The session started with Associate Professor from the University of Illinois, Theresa Barnes reflecting on a chapter in her latest book, Uprooting University Apartheid in South Africa.

The book investigates three historical dynamics in the relationship between apartheid systems and South African higher education. What is pertinent in her book is how the legitimacy of apartheid was historically reproduced in public higher education. In her talk, she mentions how University of Cape Town (UCT) was referred to as “Little Moscow on the Hill” by former apartheid intelligence boss Dr Neil Barnard, who claimed there were academics that were used as apartheid spies to relay messages to the apartheid intelligence bosses and international spy agencies operating during the Cold War era.

What she found was that there were unwitting and witting participants who did indeed spy for various crime intelligence services during this time. She also uncovered the existence of a spy ring at Rhodes University during the late 1950s. During her interview with Dr Barnard, he told her that if academics did not provide information, their institution would not receive money. The spy agencies would often recruit senior staff members who would be able to monitor who was lecturing anti-apartheid sentiment, and who was reading or teaching banned materials or other literature.

She likened the efforts of the intelligence agency of the apartheid regime to today’s world of social media. During the Cold War era these agencies infiltrated student and staff organisations to influence outcomes to advance the apartheid regime.

Rehana Odendaal, a Master’s student at UCT's Historical Studies Department presented on her work regarding “complicity and resistance – constructing publicness through the discourse of academic freedom at Wits University” during the 1950s. Wits University underwent several key moments in the 1950s that would ensure academic freedom became a reality.

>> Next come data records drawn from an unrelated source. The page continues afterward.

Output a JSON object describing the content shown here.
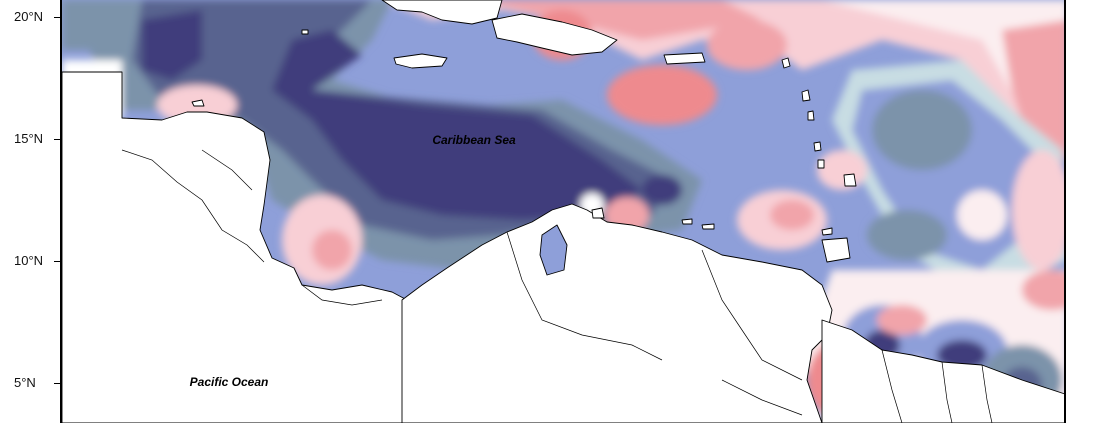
{
  "map": {
    "labels": {
      "sea": "Caribbean Sea",
      "ocean": "Pacific Ocean"
    },
    "latitudes": [
      "20°N",
      "15°N",
      "10°N",
      "5°N"
    ],
    "palette": {
      "deep_blue": "#3f3d7c",
      "slate_blue": "#58638f",
      "grey_blue": "#7b93aa",
      "mid_blue": "#8e9fd9",
      "pale_blue": "#c8dde3",
      "near_white": "#fbeef0",
      "light_pink": "#f8cfd5",
      "pink": "#f1a4aa",
      "coral": "#ee8a8e",
      "land": "#ffffff",
      "coast": "#000000"
    }
  }
}
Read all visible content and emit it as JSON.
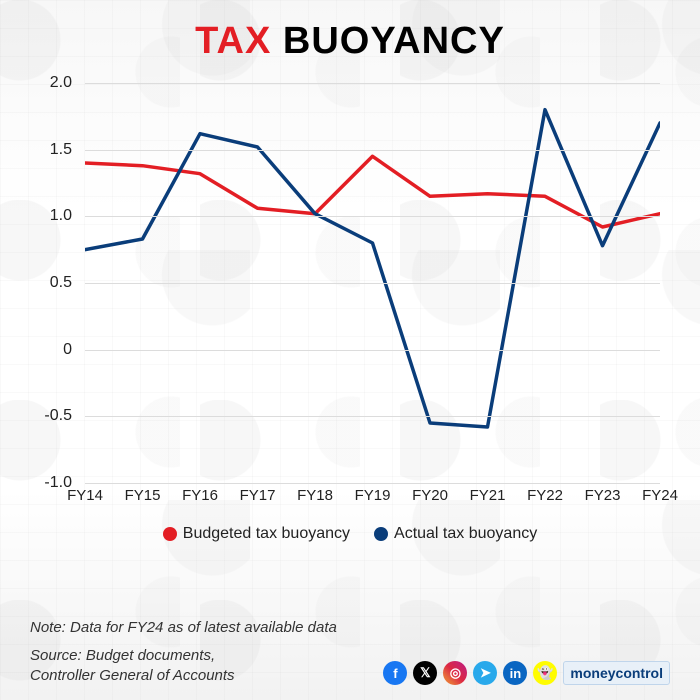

In 1956, the Academic Freedom Committee was established. Then in 1957, Wits produced a co-authored Open University Booklet with UCT. And in 1959, Wits University held its first General Assembly where 1300 members turned up out of about 4000 students and faculty at the time. This was the beginning of real change at Wits and the recent #FeesMustFall movement further ensured that Wits became a space for resistance and change.

Rhodes University’s Dr Janeke Thumbran’s talk was “From Propaganda to Reform: The Institute for Plural Societies (IPS) and the Department of Information, 1975-1979”. She spoke about the history of the University of Pretoria establishing the IPS, which allegedly acted as a conduit for the infamous Department of Information. The apartheid regime shifted budgets earmarked for other portfolios to this unit from 1973. Between 1974 and 1978 an amount of close to R60 million was redirected to this unit.

She reflected how the university was used to further the aims of creating apartheid South Africa as a plural society in line with the separate development agenda it was driving at the time.

The session concluded with the notion that universities today are still trying to rid themselves of their apartheid-linked shackles. This was highlighted by students during the #RhodesMustFall and #FeesMustFall student protests between 2015 and 2018. Getting rid of their colonial tags, colonial means of assessing students, and their colonial curricula is as relevant for universities today as it was during apartheid. Historians discussed whether universities should close their doors, and the consensus was that, unless universities becomes spaces of robust and open debates in the true sense, they may as well close down.

The 27th biennial South African Historical Society conference is currently underway. Topics explored include land and human settlements, politics and diplomacy, South African history in early feature films, immigrants and criminality, interracial marriages, understanding the rebellion of the poor, Botswana and the SADC region, and issues of defining performance black theatre during the 1970s.